Will I be able to drive back home?
Am I worth his love?
Are they talking about me?
I don’t think I can survive a 12 hour flight.
The questions of everyday life: will I be able to make this work?
While it sounds like a perfectly everyday question, it is not the case if you’re an anxious wonder. Living with anxiety is like fighting the devil from within. The moment an idea takes over your mind, and starts to grow arms – legs – feet – hands – eyes and then a brain of its’ own, you are impregnated with paranoia for a few minutes. In some cases, the minutes turn into hours of pushing this mighty beast that’s sitting on your chest off that mountain of certitude.
Sometimes I’m in a lift – it is a routine exercise. You get on board, you press that button and the lift goes up. Upon reading a few reports of horrible and disgusting deaths in lifts, you tend to recollect the exact same association and merge it with your mortal fears. I do this, quite frequently.
The adrenaline on certain occasions can be strong enough to make you feel dips in your temperature, pains in your chest and often the gnawing feeling of something terrible on the cards. There are many such petty fears; of course petty by your standards. My vision is not microscopic when it comes to your flaws and your fantasies but it sure is microscopic when it zooms into my world of fears. And there are many!
Living with an anxious soul is like being on a treadmill beyond your capacity to run. When the body maxes out on its’ limits, your mind goes into the overdrive thought cycle which wouldn’t let you sleep. I account several sleepless nights to the thought of losing someone when they are not going anywhere. I may fervently detest flying because I feel every jerk in the plane’s response to the clouds, my body responds to the little dips and sways of the monster vehicle.

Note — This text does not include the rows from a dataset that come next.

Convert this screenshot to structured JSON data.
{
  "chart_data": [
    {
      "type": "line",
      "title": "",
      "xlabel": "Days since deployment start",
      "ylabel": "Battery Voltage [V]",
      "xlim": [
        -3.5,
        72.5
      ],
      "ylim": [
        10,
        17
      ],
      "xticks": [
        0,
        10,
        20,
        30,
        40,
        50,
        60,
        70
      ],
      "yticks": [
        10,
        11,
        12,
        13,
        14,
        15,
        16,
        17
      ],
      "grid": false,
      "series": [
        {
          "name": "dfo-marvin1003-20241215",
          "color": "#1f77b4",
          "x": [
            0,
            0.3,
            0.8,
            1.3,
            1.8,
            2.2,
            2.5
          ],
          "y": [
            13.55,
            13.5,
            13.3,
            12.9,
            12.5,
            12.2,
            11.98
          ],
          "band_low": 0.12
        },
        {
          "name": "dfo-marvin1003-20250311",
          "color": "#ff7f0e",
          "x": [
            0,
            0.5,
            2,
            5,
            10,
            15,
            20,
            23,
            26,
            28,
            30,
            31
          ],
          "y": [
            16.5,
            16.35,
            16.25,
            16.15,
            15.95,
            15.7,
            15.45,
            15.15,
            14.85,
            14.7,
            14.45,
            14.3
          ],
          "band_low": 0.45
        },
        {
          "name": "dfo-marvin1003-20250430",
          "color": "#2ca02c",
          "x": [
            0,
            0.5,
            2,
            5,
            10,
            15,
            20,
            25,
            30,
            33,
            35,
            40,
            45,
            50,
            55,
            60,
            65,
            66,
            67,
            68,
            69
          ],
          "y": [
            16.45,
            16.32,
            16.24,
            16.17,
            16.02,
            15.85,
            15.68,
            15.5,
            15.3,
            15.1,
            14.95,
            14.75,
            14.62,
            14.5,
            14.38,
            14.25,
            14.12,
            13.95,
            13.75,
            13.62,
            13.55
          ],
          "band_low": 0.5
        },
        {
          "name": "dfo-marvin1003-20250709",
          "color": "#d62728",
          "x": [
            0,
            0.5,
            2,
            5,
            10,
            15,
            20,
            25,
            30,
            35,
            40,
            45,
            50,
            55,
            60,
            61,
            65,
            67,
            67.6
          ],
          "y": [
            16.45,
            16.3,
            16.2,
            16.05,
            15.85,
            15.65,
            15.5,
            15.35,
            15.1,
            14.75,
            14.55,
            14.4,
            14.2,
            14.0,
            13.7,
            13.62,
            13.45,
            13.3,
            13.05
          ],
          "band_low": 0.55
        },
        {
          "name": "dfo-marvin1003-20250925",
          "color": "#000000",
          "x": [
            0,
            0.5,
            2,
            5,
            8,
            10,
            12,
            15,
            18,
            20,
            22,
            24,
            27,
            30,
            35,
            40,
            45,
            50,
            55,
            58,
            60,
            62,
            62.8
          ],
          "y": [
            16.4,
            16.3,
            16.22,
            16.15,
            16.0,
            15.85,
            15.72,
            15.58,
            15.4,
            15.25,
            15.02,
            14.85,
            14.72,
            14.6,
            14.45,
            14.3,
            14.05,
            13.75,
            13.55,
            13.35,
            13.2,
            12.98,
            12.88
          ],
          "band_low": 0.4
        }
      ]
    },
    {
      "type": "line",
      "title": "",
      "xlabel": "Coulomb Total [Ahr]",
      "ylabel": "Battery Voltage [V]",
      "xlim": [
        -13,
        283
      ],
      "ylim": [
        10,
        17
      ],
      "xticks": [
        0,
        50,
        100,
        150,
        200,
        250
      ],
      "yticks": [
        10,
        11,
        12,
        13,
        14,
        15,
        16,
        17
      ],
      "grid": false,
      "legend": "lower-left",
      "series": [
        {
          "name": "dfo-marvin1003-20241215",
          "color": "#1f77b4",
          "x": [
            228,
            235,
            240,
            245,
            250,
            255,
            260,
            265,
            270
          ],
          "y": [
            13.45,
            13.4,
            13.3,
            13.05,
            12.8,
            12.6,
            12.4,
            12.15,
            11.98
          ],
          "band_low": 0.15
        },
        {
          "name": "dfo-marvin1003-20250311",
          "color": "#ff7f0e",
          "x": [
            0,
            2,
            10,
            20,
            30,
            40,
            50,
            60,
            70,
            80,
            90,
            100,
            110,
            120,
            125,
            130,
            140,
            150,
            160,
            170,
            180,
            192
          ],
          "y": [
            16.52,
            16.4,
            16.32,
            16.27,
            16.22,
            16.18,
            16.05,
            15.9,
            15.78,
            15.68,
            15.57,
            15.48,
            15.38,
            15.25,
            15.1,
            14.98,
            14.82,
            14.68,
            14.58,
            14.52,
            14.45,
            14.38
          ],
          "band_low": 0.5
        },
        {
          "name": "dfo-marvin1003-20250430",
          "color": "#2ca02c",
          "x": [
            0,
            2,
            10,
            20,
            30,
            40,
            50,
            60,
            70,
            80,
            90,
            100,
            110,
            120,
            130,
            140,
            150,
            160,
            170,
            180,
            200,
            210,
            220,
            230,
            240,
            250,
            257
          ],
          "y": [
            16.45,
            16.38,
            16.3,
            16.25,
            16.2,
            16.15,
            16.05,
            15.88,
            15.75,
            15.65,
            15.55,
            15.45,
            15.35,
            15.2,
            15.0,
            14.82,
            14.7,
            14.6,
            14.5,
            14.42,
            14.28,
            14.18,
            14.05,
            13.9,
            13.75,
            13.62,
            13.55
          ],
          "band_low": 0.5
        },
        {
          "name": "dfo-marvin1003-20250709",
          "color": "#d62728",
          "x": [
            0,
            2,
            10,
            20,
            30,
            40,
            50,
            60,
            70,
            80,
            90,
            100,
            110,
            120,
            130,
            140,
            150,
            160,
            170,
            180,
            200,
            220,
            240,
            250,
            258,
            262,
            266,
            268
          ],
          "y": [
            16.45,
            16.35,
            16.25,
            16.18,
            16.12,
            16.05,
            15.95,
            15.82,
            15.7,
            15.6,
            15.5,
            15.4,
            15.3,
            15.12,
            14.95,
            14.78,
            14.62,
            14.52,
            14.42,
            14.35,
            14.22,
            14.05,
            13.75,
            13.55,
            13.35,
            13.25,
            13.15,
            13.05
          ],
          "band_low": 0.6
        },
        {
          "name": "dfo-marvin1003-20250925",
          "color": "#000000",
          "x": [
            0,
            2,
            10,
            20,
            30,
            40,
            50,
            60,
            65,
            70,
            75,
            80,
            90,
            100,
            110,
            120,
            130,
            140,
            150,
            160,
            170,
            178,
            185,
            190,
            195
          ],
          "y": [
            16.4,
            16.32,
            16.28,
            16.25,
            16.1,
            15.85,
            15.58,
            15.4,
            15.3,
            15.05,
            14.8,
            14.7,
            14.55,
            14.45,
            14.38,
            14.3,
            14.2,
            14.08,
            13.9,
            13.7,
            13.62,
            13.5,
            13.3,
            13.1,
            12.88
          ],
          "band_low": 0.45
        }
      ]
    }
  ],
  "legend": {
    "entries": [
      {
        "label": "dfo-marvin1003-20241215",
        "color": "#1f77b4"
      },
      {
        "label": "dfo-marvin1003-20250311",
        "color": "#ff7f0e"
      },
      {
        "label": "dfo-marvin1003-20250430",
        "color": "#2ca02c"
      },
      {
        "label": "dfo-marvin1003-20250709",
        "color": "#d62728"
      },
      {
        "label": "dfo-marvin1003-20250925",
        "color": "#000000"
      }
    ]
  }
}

I’m terrified whether I come of as a friendly person or if I’ve offended the stranger I didn’t smile at, maybe I hurt someone by taking away that last bite of food off the table. I’m taken aback by the inability to voice a few feelings that only articulate themselves as the sound of gasps for more air. The best way to understand anxiety is to recollect the first time you were going to attend school – that is it. Another simpler way to put this would be – imagine you are sitting in for an interview with a panel of 15 people. They are grilling you with questions and you are finding words to match the pace of their arguments and suddenly, in midst of this chaotic flight you realise you want to fart.
That’s anxiety for me. A constant battle in my mind. The german shepherd who wants to bite the head off my sanity, wouldn’t agree to go by days tame. He would bark ideas so frightful that I cannot deny the existence of some. The self-worth dilemmas, that he poops all over and the constant investigation of banal conversations he pees over. This anxious four-legged creature resides in me and for once, I don’t hate it entirely. I’ve come to love it because sometimes the fear of the details can save you a penny or two. The investigation of banal conversations can offer depth. For mere philosophical ideas may have taken birth in someone’s anxious break down. Who knew if A Room Of One’s Own was prepared from the insights of precipitations from a sleepless night.
You can blame me for finding meaning in this dog fight; I would just call it another anxious case of existential epiphanies.